Although creating an attractive user experience is the main aim the cost savings are significant. Moving all government websites to one place will cut government publishing costs, currently £130m, by an estimated 50%.

 

Pressure to get public-sector IT right drives start-up methodology

The UK government is renowned for handing huge projects like this to IT outsourcing suppliers - most are either fully run by suppliers or were developed by them. These contracts are often inflexible, regularly fail to deliver and often run over cost. The blame often lies partly with the government, because it doesn't always know what it wants. Suppliers are often accused of supplying what they think is best and not what the government wants.

Loosemore came from the private sector and admits the public sector is much tougher, because of the importance of getting it right. He says there is a shortage of software developers working in government because of the reliance on suppliers. The Alpha.gov.uk project had to use contractors to boost its development skills. Loosemore says there should be more software developers in government. This will ensure thay use the best techniques, rather than rely on the prefered techniques of suppliers.

The methods being used by this team are more like the dynamic developments of an IT start-up. Using the cloud to host the pilot saves money, doing it in-house negates the need to sign a lengthy contract with a supplier. Having all the team in one place ensures the project remains on course, while the agile software development technique to ensure flexibility.
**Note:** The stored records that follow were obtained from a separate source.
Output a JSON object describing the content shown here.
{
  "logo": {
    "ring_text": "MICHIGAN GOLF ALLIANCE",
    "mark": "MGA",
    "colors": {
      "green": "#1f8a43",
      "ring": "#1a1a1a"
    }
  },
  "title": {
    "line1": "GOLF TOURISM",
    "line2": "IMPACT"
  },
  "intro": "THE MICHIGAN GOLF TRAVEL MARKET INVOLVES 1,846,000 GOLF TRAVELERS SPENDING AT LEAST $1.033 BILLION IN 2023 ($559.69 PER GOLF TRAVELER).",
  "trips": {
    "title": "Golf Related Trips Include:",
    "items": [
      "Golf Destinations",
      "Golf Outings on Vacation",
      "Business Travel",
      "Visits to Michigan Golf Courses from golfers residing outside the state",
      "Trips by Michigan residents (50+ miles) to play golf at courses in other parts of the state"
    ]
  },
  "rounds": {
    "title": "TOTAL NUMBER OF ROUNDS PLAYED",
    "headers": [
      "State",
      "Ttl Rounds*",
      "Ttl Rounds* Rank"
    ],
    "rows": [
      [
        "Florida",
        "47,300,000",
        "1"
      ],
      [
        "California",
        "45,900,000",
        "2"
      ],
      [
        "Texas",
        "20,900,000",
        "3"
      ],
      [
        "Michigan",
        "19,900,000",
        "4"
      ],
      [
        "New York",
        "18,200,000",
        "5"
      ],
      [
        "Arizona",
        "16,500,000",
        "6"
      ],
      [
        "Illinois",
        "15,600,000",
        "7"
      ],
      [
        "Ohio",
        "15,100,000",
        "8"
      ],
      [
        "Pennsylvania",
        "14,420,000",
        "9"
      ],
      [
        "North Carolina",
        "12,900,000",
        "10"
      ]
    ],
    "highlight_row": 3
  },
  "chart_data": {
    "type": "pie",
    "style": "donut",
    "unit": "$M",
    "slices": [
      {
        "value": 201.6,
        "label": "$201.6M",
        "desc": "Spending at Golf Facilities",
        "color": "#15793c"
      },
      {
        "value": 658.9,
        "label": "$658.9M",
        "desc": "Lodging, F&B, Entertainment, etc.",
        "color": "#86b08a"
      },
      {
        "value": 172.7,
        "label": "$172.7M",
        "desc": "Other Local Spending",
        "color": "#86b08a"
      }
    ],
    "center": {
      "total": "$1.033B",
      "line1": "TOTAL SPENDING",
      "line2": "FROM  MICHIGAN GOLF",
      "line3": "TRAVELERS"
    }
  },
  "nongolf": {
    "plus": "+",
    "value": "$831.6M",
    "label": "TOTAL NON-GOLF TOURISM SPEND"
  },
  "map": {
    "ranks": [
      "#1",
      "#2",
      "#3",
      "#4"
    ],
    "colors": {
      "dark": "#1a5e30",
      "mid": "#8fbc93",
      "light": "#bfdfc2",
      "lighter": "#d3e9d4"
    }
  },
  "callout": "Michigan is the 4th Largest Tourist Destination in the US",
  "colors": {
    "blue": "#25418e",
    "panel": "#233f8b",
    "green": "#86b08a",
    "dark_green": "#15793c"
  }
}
If the pilot, which cost £261,000 to build and run, becomes more than that and is rolled out, its practices could become more widely used in government.
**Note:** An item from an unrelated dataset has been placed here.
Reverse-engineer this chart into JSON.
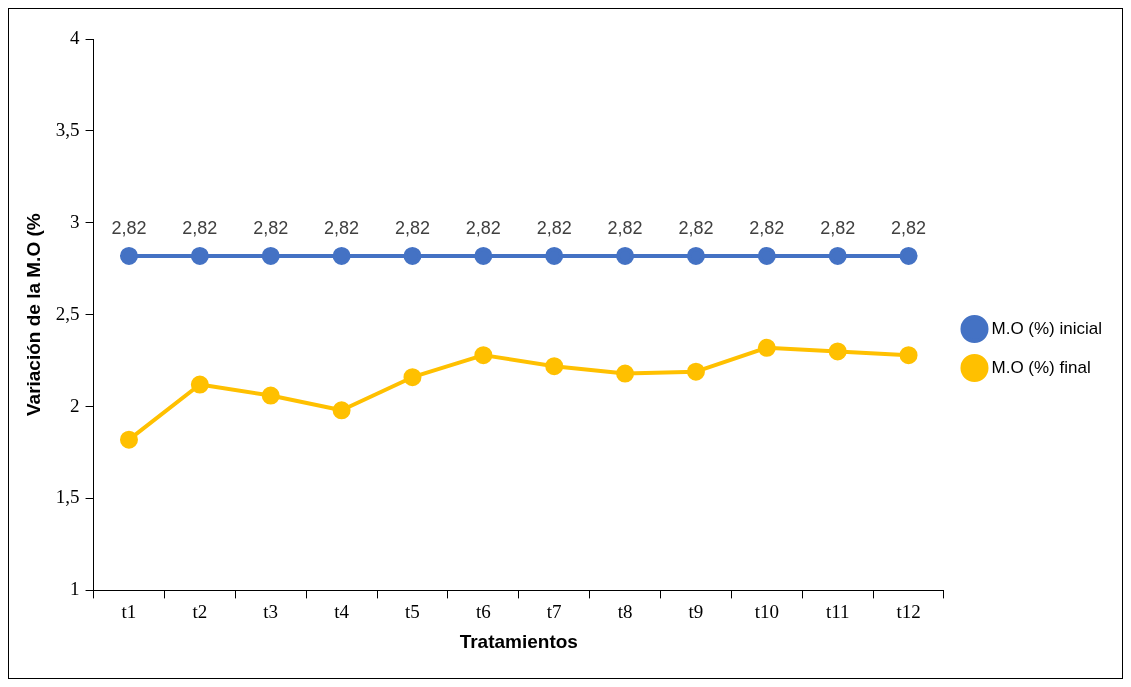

Robin Paine, who was CTO at the London Stock Exchange during its project to replace its core trading software with a system known as Tradelect, says the methods being used are now mature and, as a result, the government has access to a large number of techniques. "Capabilities such as the Amazon cloud and Google search have been around years and have been tested around the world," he added.

He says like most other projects the aim will be to increase accessibility, lower costs and improve quality and that he supports the government using these techniques to achieve this.

A project featuring Amazon Web Services, Google and crowdsourcing sounds more like something going on in a garage on the outskirts of Silicon Valley, but there is a team holed up in South London using these techniques as part of a project that could drastically change how we interact with government and transform how the government carries out software development projects. But if the government is to make the best use of the large number of development techniques available it needs to bring the right skills into government.

 

 

Martha Lane Fox's recommendations to the Cabinet Office – Directgov 2010 and Beyond: Revolution Not Evolution
 
Make Directgov the government front end for all departments' transactional online services to citizens and business, with the teeth to mandate cross-government solutions, set standards and force departments to improve citizens' experience of key transactions.
 
Make Directgov a wholesaler as well as the retail shop front for government services and content by mandating the development and opening-up of application programme interfaces (APIs) to third parties.
 
Change the model of government online publishing, by putting a new central team in Cabinet Office in absolute control of the overall user experience across all digital channels, commissioning all government online information from other departments.
 
Appoint a new CEO for digital in the Cabinet Office with absolute authority over the user experience across all government online services (websites and APIs) and the power to direct all government online spending.